Эхом от войны: «что ж, друзья, помянем…»
А пока спешит человек в тетради,
Скорость в пять кэмэ отмеряют ножки,
В такт его шажкам по бульонной глади
Неля мерно плюхает поварешкой.
И, перхая старчески, бабка Полька
Мозговую кость с упоеньем гложет.
Путь до пункта «Б» – два пи эр, поскольку
В понедельник будет опять всё то же:
Потекут до пятницы дни за днями,
Толкотня на кухне, домашка, споры,
И опять разведчик припрется к маме,
Или капитан, или дворник Боря.
Так же будем с модой сверять подолы,
Медяки считать у окошка кассы,
И взахлеб делиться взращенной в школе
Верой в урожай райских яблок с Марса,
Верой, что вот-вот заживем как люди,
Что преодолеем все-все барьеры.
Главное ведь: верить, что будет, будет,
И воздастся, может быть, нам по вере.
Под окном надсадно скрипят качели,
С них в песок сигают Мирон да Васька…
Принеси-ка, внученька, акварели –
Нарисуем память в прозрачных красках.
I век н. э
Тех, кто стремился к свету,
кого тяготила судьба
твари, амебы, раба,
кто жаждал скользить по нагретой солнцем воде,
любить ли, владеть, раздавать хлеба,
творить, попирая смерть,
а может взлететь незримым над пламенем Рима,
смеясь,
как будто он Марс,
или червь, но с именем Марса -
их славила серая масса...
Но смыло небесную твердь дождями, словами, слезами
в античный поток Геллеспонта;
И образы, став образами, осели на стены.
А тех, разрывающих вены
в паденьи без крыл с высоты,
их всех перекладина горизонта
на миг превращала в кресты, уводя в прошедшее время,
известное тем,
что запанибрата со всеми,
и точно "на ты" с покрытым уже расстояньем,
где, в точке земного касанья,
героев средь пошлой толпы
встречал в черной траурной тоге
паромщик Харон, говоря:
- Под ликами идолов разных
вы часто
искали в бессмертье дорогу,
забыв про исход бытия и неотвратимость порога,
где - триединством Бога -
Стикс, переправа и я.
От и до
Свет ученья
ман'ит, но усилия гаснут вотще,
Все, кто прав на сегодня, назавтра окажутся левыми,
Труден путь прониканья в глубокую сущность вещей –
Лес неявных причин скрыт надёжнейше следствий деревьями.

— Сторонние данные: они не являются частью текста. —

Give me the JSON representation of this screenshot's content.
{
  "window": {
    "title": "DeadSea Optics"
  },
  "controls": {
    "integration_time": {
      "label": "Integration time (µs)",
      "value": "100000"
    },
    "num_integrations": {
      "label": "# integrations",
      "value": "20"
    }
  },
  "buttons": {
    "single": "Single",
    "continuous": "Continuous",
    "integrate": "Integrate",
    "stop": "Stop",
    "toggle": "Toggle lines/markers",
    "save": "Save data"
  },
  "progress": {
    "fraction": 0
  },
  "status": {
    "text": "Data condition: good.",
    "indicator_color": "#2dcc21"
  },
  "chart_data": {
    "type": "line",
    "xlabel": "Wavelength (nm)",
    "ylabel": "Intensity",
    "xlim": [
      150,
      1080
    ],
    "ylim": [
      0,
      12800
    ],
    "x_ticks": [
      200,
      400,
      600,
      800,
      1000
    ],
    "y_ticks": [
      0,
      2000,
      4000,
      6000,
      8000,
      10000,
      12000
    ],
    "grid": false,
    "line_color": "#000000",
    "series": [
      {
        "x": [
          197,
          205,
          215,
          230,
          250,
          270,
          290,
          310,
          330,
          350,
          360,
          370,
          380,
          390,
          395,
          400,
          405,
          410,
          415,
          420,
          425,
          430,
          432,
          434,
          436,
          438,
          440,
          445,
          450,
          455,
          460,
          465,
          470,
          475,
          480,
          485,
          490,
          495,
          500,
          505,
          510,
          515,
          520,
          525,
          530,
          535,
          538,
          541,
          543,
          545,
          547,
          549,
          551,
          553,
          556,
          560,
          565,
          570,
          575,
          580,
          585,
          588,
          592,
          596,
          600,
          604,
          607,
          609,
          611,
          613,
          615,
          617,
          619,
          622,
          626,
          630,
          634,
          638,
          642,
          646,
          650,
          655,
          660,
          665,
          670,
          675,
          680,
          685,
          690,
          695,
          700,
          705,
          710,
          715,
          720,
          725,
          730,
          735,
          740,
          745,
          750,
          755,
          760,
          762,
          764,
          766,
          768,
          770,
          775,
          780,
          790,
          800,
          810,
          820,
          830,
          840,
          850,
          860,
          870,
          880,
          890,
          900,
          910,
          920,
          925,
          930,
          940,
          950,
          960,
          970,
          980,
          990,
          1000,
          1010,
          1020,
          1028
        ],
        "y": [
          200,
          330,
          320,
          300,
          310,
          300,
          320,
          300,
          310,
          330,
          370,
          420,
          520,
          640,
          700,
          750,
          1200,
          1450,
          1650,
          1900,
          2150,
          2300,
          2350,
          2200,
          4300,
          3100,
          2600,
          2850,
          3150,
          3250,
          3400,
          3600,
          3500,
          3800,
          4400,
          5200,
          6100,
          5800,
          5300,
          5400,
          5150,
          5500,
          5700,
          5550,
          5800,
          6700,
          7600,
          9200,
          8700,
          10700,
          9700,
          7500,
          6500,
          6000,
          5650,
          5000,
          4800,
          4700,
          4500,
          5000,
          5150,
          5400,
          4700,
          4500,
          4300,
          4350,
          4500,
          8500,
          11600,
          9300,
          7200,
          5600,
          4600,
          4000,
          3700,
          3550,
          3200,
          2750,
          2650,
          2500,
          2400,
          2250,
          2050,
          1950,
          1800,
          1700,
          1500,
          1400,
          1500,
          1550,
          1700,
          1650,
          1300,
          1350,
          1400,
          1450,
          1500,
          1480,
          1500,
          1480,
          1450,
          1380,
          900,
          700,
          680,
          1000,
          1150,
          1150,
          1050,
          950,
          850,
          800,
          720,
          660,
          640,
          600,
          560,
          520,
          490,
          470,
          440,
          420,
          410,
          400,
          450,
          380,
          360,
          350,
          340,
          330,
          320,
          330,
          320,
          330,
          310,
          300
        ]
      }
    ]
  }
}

Все понять невозможно, как выплатить пеню с гроша,
Это может аукнуться шуткой: по рельсам и маслицем.
А незнанье от знанья – сквозь пропасть коротенький шаг,
Фантастический, как размышленья Вачовски о матрице.
Свет любви
искушает и копит коллекцию душ.
У Амура работа простая, не требует меткости.
Ты сдаёшься, пощады не просишь, не вьёшься как уж,
Пополняя собой мировое собранье нередкостей.
Над распластанным чувством трещит погребальный салют,
Хоть душе не впервой – но опять заикается стонами.
От любви к нелюбви расстоянье стремится к нулю,
Прикрываясь надеждой на мудрость кольца Соломонова.
Свет добра
монохромно течёт над рекой передряг
И чумных новостей о поэтах, разорванных пушками.
Хочешь мир возлюбить и спасти всех детей и собак,
Но собаки кусают, а деточки бредят войнушками.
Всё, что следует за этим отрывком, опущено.